La deuxième édition centrée
sur les droits des veuves, a permis l’élaboration d’un plan d’action pour
l’encadrement ces veuves dont les activités prioritaires portent sur : la
formation, l’information et la communication aux côtés de l’accompagnement psychosocial,
administratif et juridique des veuves.
C’est le lieu pour moi de vous
dire par exemple qu’en ce qui concerne les Services Centraux, nous avons durant
les 12 derniers mois, accompagné 58 veuves dans des cas de paiement des
pensions diverses, de litiges fonciers, de jugement d’hérédité, d’assistance
judiciaire, de bigamie et d’exécution des décisions de justice.
Dans tous ces cas que je viens
de citer, nous avons bénéficié de la collaboration bienveillante des
départements ministériels intéressés et ce parfois, avec l’implication
personnelle des chefs desdits ministères.
Quels sont les objectifs de cette
journée ?
Je dois d’abord préciser que
la Journée Internationale des Veuves a été instituée par la Résolution 65/189
de l’Assemblée Générale des Nations Unies, le 21 décembre 2010.
Cette Résolution adoptée par
consensus a bénéficié du co-parrainage de 56 pays dont une majorité d’Afrique.
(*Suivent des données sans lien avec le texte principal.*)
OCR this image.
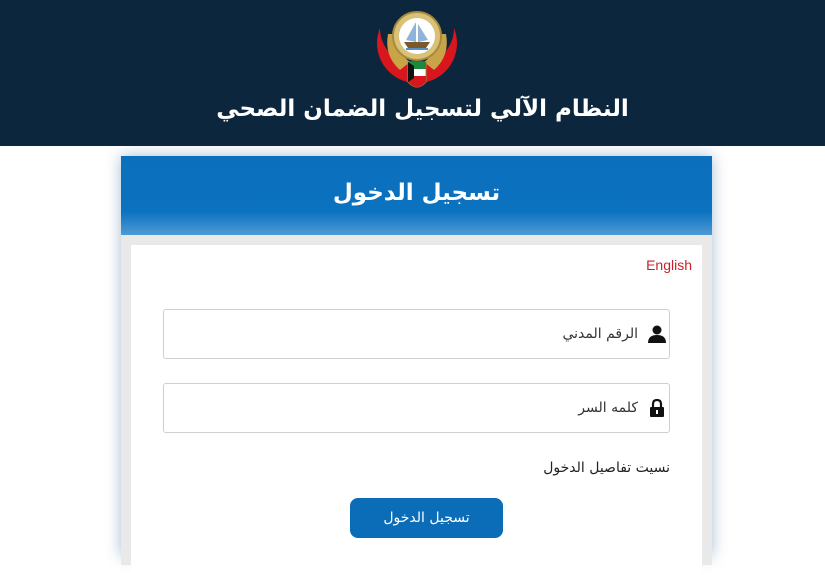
النظام الآلي لتسجيل الضمان الصحي
تسجيل الدخول
English
الرقم المدني
نسيت تفاصيل الدخول
تسجيل الدخول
La
Journée vise à sensibiliser l’opinion,
afin d’obtenir une meilleure défense des droits des veuves partout dans le
monde. Elle est donc une occasion pour agir en faveur de la réalisation et de
la reconnaissance de tous droits des veuves longtemps restés invisibles,
négligés et ignorés. En outre, elle interpelle les gouvernants pour tenir leurs
engagements visant à garantir les droits des veuves tels que consacrés par le
droit international, et notamment, la Convention sur l’Elimination de toutes
les formes de Discrimination à l’Egard des Femmes (CEDEF), et la Convention
relative aux Droits de l’Enfant.
Quelles ont été les spécificités
de l’édition 2013 ?
La première spécificité porte
déjà sur le thème : « Agir
ensemble pour mettre un terme aux pratiques et coutumes discriminatoires à
l’égard des veuves ». Une thématique qui nous plonge au cœur de notre
socio-culture et qui nous invite à faire une introspection sur la pertinence et
le bien-fondé de certaines pratiques. A cet égard, nous avons commencé à
identifier les pratiques et coutumes qui font problème dans le cadre de
l’élaboration d’une cartographie de celles-ci. Une fois ce travail terminé,
nous pourrons avoir une visibilité et une lisibilité des particularités
socioculturelles afin d’ajuster au mieux nos actions sur le terrain.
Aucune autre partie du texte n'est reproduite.